AUTHOR=Cortés Andrés J. , López-Hernández Felipe , Blair Matthew W. 

TITLE=Genome–Environment Associations, an Innovative Tool for Studying Heritable Evolutionary Adaptation in Orphan Crops and Wild Relatives

JOURNAL=Frontiers in Genetics

VOLUME=Volume 13 - 2022

YEAR=2022

URL=https://www.frontiersin.org/journals/genetics/articles/10.3389/fgene.2022.910386

DOI=10.3389/fgene.2022.910386

ISSN=1664-8021

ABSTRACT=Legumes offer a key source of high dietary protein and micronutrient contents for the poorest. However, they are generally considered susceptible to drought and heat, stresses that are expected to become more frequent due to climate change. Therefore, leveraging innovative tools to speed-up the pre-breeding discovery of natural sources of adaptation from landraces, crop-wild relatives and orphan crops is a key prerequisite to accelerate the genetic gain of abiotic stress tolerance. In order to fill this scientific research gap, here we review modern inter-disciplinary approaches that combine ecological climate data with last generation evolutionary genomics under the paradigm of Genome–Environment Associations (GEA). We first exemplify how GEA utilizes in situ geo-referencing from genomically characterized gene bank accessions to pinpoint genomic signatures of natural selection while assessing its genetic basis. We later discuss the necessity to update current GEA models to predict both regional and microhabitat local adaptation with mechanistic eco-physiological climate indices and cutting-edge GWAS-type models.

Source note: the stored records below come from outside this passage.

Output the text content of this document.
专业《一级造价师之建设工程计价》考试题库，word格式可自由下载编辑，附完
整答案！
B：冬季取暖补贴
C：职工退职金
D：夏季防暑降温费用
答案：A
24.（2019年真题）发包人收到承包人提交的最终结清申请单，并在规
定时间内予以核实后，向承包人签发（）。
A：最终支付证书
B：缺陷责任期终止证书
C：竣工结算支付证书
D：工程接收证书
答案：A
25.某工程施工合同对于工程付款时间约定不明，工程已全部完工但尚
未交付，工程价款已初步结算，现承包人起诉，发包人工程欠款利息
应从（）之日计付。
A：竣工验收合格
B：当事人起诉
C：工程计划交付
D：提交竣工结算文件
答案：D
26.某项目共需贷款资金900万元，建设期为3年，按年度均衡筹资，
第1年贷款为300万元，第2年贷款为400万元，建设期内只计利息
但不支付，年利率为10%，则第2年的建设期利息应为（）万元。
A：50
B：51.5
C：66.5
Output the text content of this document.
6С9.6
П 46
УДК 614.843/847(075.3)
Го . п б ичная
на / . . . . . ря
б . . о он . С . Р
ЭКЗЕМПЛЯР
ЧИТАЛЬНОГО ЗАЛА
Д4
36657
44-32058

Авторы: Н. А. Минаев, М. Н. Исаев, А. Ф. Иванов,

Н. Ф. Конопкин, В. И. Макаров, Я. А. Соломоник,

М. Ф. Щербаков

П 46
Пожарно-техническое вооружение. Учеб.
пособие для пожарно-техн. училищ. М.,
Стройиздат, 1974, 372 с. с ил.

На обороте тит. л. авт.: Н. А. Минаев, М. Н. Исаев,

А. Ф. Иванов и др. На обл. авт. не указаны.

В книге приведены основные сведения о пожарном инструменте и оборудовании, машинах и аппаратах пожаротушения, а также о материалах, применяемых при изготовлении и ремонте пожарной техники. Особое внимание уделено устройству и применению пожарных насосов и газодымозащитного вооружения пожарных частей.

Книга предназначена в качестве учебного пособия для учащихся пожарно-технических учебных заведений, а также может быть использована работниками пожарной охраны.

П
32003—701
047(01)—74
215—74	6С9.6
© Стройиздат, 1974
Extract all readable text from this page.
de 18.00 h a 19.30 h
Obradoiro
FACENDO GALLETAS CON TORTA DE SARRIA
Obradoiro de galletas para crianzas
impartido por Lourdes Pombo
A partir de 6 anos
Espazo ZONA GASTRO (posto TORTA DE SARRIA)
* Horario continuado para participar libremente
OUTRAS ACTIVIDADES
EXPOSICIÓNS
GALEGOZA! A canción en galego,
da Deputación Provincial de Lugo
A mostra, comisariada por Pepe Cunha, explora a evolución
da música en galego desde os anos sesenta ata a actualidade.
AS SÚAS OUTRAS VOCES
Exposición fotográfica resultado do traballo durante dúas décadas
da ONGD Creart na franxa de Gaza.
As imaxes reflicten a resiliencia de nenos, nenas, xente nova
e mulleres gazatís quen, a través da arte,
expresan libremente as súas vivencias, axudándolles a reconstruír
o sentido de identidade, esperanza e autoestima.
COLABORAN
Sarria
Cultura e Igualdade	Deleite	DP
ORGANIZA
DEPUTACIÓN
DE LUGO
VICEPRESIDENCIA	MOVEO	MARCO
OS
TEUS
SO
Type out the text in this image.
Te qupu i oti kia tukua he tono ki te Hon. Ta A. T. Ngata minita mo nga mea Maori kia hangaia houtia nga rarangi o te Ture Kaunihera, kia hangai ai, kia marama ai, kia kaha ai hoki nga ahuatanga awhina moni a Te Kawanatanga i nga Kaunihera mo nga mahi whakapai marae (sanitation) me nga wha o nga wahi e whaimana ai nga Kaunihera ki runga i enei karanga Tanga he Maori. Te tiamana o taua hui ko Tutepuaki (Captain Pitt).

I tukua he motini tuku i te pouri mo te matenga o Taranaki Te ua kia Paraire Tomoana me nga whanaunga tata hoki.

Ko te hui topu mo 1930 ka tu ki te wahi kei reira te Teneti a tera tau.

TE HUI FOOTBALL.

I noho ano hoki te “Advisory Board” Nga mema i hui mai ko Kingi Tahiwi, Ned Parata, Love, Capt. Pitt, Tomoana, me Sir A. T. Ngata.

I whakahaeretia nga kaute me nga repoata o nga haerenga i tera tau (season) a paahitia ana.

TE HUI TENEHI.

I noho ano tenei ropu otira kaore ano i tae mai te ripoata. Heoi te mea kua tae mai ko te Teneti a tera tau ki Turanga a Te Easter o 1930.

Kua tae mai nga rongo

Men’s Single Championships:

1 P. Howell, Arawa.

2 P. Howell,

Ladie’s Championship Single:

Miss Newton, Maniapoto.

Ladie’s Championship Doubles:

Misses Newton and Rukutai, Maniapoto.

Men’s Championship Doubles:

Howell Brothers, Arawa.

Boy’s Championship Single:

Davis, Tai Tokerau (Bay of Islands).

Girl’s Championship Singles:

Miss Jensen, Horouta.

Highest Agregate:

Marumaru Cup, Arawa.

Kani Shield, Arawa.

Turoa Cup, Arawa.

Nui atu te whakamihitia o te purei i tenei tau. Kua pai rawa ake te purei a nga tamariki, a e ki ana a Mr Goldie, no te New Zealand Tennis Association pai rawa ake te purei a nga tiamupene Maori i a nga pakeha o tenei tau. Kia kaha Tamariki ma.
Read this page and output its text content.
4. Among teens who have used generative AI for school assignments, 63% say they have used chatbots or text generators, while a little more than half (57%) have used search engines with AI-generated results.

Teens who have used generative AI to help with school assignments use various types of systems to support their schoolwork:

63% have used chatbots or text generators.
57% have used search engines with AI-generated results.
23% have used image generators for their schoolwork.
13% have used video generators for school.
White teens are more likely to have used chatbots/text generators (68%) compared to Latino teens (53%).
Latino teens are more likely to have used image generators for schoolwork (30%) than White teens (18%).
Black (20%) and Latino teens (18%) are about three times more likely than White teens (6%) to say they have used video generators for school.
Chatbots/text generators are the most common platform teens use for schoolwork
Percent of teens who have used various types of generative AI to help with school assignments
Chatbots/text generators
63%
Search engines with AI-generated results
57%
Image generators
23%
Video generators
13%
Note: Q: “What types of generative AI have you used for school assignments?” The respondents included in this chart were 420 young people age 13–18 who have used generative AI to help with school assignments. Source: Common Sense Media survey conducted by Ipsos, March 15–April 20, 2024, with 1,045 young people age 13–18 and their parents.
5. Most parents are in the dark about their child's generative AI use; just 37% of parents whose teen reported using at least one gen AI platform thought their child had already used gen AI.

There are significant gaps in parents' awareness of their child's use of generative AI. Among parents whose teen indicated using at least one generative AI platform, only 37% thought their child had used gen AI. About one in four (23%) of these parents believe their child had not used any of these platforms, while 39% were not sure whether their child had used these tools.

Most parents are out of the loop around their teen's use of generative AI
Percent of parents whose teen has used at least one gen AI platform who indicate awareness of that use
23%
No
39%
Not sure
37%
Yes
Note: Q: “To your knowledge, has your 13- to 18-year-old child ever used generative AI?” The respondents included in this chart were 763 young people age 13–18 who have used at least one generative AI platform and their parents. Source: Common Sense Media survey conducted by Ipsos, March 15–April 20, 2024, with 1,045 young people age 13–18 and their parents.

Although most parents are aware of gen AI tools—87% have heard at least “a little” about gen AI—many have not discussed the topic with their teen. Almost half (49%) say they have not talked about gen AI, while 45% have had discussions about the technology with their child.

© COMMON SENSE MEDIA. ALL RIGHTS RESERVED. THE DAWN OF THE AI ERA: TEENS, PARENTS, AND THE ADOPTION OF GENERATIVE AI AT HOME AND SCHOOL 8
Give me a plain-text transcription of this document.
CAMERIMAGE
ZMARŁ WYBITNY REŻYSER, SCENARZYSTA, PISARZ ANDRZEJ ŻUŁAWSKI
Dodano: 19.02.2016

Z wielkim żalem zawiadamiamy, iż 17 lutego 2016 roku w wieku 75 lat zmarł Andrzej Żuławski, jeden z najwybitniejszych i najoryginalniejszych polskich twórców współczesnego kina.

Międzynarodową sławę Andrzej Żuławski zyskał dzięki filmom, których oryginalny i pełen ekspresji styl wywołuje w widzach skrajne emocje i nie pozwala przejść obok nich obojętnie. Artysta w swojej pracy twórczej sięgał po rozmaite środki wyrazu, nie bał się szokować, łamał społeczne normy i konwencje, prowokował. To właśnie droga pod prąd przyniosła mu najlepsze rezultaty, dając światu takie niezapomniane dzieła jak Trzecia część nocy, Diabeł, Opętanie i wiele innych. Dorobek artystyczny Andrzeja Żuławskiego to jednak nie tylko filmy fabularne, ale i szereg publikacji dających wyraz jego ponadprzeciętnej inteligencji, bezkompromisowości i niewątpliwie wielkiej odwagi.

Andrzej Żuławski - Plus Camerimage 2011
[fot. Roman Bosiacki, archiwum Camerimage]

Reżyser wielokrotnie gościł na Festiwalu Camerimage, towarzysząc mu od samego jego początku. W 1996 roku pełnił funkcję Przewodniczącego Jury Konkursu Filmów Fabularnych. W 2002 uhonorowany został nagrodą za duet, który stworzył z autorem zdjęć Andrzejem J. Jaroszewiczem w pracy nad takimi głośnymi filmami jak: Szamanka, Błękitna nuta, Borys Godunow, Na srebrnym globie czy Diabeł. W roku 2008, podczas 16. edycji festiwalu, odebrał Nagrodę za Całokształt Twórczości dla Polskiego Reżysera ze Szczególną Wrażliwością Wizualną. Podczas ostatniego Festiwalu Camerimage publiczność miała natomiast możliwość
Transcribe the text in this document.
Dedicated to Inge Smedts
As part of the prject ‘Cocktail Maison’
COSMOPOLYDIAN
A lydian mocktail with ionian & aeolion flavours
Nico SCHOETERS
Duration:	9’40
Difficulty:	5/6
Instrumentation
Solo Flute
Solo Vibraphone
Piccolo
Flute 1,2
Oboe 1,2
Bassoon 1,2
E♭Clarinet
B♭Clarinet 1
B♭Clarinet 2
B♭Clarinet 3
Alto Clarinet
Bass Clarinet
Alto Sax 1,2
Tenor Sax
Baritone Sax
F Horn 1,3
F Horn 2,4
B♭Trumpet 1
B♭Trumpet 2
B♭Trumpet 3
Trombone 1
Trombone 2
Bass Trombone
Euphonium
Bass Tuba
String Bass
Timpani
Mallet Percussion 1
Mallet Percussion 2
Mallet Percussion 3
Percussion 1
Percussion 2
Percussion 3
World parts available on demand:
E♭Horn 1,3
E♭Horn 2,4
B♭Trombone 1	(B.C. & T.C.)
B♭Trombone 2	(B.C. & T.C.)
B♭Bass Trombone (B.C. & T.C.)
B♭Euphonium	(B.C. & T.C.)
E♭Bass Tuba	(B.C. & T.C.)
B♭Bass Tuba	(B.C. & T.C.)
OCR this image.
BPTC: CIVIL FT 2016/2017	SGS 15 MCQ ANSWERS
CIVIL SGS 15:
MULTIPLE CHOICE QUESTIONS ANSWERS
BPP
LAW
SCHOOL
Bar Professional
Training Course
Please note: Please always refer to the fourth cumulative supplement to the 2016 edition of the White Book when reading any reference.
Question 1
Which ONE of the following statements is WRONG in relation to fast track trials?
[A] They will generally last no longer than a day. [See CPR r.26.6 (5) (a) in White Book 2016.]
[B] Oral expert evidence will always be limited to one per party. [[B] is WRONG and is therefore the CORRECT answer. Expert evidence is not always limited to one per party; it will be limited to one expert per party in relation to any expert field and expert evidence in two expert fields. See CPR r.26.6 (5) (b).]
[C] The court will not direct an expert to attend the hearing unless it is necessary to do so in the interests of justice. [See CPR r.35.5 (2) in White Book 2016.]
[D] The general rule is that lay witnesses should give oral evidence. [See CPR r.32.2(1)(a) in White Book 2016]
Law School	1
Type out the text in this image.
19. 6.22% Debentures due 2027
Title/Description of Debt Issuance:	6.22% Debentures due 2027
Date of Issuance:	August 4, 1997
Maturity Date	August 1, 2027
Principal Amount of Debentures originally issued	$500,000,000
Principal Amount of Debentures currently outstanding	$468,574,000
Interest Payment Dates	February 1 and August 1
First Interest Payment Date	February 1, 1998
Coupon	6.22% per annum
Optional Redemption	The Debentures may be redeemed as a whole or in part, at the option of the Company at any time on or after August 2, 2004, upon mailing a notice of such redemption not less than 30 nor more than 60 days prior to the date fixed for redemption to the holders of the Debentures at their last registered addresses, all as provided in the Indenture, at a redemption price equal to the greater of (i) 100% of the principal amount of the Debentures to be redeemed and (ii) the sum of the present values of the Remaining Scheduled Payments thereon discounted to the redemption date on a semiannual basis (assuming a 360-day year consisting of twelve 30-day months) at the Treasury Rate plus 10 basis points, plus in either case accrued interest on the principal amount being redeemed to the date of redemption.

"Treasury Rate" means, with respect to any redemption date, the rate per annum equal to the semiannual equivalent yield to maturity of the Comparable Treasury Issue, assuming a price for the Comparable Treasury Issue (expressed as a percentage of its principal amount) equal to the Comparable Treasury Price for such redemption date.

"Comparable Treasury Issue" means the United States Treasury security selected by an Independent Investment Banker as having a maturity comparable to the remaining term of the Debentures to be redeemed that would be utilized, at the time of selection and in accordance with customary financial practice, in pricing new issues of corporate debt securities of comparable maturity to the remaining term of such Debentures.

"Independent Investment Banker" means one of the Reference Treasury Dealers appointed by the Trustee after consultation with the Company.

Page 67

Furthermore, in order to account for polygenic evolutionary adaptation, we encourage the community to start gathering Genomic Estimated Adaptive Values (GEAVs) from Genomic Prediction (GP) and multi-dimensional Machine Learning (ML) models. The latter two should ideally be weighted by de novo GWAS-based GEA estimates, and optimized for a scalable marker subset. We close envisioning avenues to make adaptation inferences more robust by merging high-resolution data sources, such as environmental remote sensing and summary statistics of the genomic site frequency spectrum, with epigenetic molecular functionality responsible for plastic inheritance in the wild. Ultimately, coupling evolutionary adaptive predictions with ecological genomics’ innovations will enable capturing hidden adaptations to abiotic stresses in expanded legume germplasm sources to assists responses to climate change.